The surface shader defines the light interaction at the surface of the mesh. One or more BSDFs specify if incoming light is reflected back, refracted into the mesh, or absorbed.
Emission defines how light is emitted from the surface, allowing any surface to become a light source.
The volume shader is currently under independent development.
When the surface shader does not reflect or absorb light, it enters into the volume. If no volume shader is specified, it will pass straight through to the other side of the mesh.
If it is defined, a volume shader describes the light interaction as it passes through the volume of the mesh. Light may be scattered, absorbed, or emitted at any point in the volume.

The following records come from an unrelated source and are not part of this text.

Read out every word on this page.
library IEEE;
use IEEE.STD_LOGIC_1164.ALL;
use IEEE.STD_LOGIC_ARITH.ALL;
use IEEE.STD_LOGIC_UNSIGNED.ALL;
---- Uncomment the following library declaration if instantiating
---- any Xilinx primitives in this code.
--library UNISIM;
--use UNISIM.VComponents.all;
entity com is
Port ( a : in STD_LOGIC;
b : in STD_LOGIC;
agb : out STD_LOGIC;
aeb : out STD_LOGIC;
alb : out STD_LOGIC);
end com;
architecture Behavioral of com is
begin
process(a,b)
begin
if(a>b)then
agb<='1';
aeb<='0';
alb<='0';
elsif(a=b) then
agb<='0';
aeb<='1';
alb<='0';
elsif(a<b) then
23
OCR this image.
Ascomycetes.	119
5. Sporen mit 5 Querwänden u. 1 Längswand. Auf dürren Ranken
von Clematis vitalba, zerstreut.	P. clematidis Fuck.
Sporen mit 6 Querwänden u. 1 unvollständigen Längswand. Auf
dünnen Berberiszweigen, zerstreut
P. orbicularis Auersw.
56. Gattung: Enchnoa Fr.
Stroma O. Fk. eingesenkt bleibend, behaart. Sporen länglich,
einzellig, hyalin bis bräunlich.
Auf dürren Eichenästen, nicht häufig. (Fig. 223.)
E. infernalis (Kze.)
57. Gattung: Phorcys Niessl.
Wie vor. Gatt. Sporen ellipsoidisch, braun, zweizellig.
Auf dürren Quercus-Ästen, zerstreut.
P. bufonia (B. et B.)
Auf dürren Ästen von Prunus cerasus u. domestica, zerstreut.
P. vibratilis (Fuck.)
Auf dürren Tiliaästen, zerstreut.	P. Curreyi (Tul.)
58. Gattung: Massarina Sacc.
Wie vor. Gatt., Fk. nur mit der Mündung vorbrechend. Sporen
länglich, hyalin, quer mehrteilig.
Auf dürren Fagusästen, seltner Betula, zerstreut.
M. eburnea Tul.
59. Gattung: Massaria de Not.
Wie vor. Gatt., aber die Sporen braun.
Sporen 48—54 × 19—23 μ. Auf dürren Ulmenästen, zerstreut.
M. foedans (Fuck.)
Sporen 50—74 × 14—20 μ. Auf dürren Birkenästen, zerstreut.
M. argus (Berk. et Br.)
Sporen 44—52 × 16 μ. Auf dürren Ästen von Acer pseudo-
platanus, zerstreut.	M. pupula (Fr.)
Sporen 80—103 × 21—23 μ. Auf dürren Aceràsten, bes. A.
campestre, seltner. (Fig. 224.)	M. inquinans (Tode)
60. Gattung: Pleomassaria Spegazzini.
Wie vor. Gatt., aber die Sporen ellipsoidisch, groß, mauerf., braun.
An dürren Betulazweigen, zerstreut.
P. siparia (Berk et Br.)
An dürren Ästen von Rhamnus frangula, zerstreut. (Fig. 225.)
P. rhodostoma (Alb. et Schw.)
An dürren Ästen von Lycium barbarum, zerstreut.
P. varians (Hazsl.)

A material may have both a surface and a volume shader, or only one of either. Using both may be useful for materials such as glass, water or ice, where you want some of the light to be absorbed as it passes through the surface, combined with e.g. a glass or glossy shader at the surface.
The shape of the surface and the volume inside it may be altered by displacement shaders. This way, textures can then be used to make the mesh surface more detailed.
Depending on the settings, the displacement may be virtual, only modifying the surface normals to give the impression of displacement, which is known as bump mapping, or a combination of real and virtual displacement.
The material system is built with physics-based rendering in mind, cleanly separating how a material looks and which rendering algorithm is used to render it. This makes it easier to achieve realistic results and balanced lighting, though there are a few things to keep in mind.
In order for materials to work well with global illumination, they should be, speaking in terms of physics, energy conserving. That means they cannot reflect more light than comes in. This property is not strictly enforced, but if colors are in the range 0.0 to 1.0, and BSDFs are only mixed together with the Mix Shader node, this will automatically be true.
It is however possible to break this, with color values higher than 1.0 or using the Add Shader node, but one must be careful when doing this to keep materials behaving predictably under various lighting conditions. It can result in a reflection adding light into the system at each bounce, turning a BSDF into a kind of emitter.